Variance components with mrds

erex commented 2 years ago

Similar to mrds issue 52, another user on the list wanted to compute variance components from an mrds analysis.

A simple example analysis of the golf tee data as follows:

library(mrds)
data(book.tee.data)
region <- book.tee.data$book.tee.region
egdata <- book.tee.data$book.tee.dataframe
samples <- book.tee.data$book.tee.samples
obs <- book.tee.data$book.tee.obs

# fit an independent observer model with full independence
result.io.fi <- ddf(mrmodel=~glm(~distance), data=egdata, method="io.fi",
                    meta.data=list(width = 4))

out <- dht(result.io.fi, region, samples, obs)

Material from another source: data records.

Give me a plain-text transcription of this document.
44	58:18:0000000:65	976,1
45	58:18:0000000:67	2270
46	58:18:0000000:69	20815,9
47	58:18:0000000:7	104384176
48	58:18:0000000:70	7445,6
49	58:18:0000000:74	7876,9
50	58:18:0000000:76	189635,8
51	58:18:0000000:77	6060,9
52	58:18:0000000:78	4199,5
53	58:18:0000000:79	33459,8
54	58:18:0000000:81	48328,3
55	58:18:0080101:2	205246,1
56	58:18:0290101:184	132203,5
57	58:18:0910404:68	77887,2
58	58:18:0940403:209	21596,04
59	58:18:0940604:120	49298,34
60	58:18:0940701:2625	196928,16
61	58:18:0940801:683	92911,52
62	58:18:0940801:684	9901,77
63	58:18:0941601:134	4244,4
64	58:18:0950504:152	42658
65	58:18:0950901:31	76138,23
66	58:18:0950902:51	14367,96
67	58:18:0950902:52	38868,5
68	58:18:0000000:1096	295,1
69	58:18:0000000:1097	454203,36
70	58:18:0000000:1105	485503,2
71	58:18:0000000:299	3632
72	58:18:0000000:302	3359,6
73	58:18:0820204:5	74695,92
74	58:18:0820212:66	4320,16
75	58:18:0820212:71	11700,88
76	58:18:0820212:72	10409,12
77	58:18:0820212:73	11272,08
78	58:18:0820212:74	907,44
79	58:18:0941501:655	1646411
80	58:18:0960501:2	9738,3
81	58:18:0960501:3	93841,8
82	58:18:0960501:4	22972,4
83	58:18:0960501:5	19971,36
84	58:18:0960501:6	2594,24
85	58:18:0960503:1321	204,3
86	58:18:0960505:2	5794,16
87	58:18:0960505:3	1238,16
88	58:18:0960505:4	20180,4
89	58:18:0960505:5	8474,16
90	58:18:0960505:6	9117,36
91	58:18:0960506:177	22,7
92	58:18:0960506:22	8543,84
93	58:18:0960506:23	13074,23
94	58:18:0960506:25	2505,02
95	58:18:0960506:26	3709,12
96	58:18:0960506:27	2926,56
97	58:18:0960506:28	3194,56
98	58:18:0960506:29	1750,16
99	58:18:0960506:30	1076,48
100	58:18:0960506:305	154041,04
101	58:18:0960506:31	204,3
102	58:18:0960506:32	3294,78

cv.er <- out$individuals$summary[3,"cv.ER"]
cv.p <- summary(result.io.fi)$average.p.se / summary(result.io.fi)$average.p
cv.N <- out$individuals$N[3, "cv"]
prop.er <- cv.er^2 / cv.N^2 * 100
prop.p <- as.numeric(cv.p)^2 / cv.N^2 * 100

print(paste(round(prop.p,2), round(prop.er,2)))
[1] "22.92 77.08"
> sum(c(prop.er, prop.p))
[1] 100

This seems reasonable; however there are two points:

the golf tees apparently occur in groups, so the abundance of individuals should have variability associated with expected group size, but I don't see that uncertainty incorporated into the estimate of individual abundance. If uncertainty in group size existed in indivdual abundance estimate, then the sum of encounter rate and detection function should not sum to 100.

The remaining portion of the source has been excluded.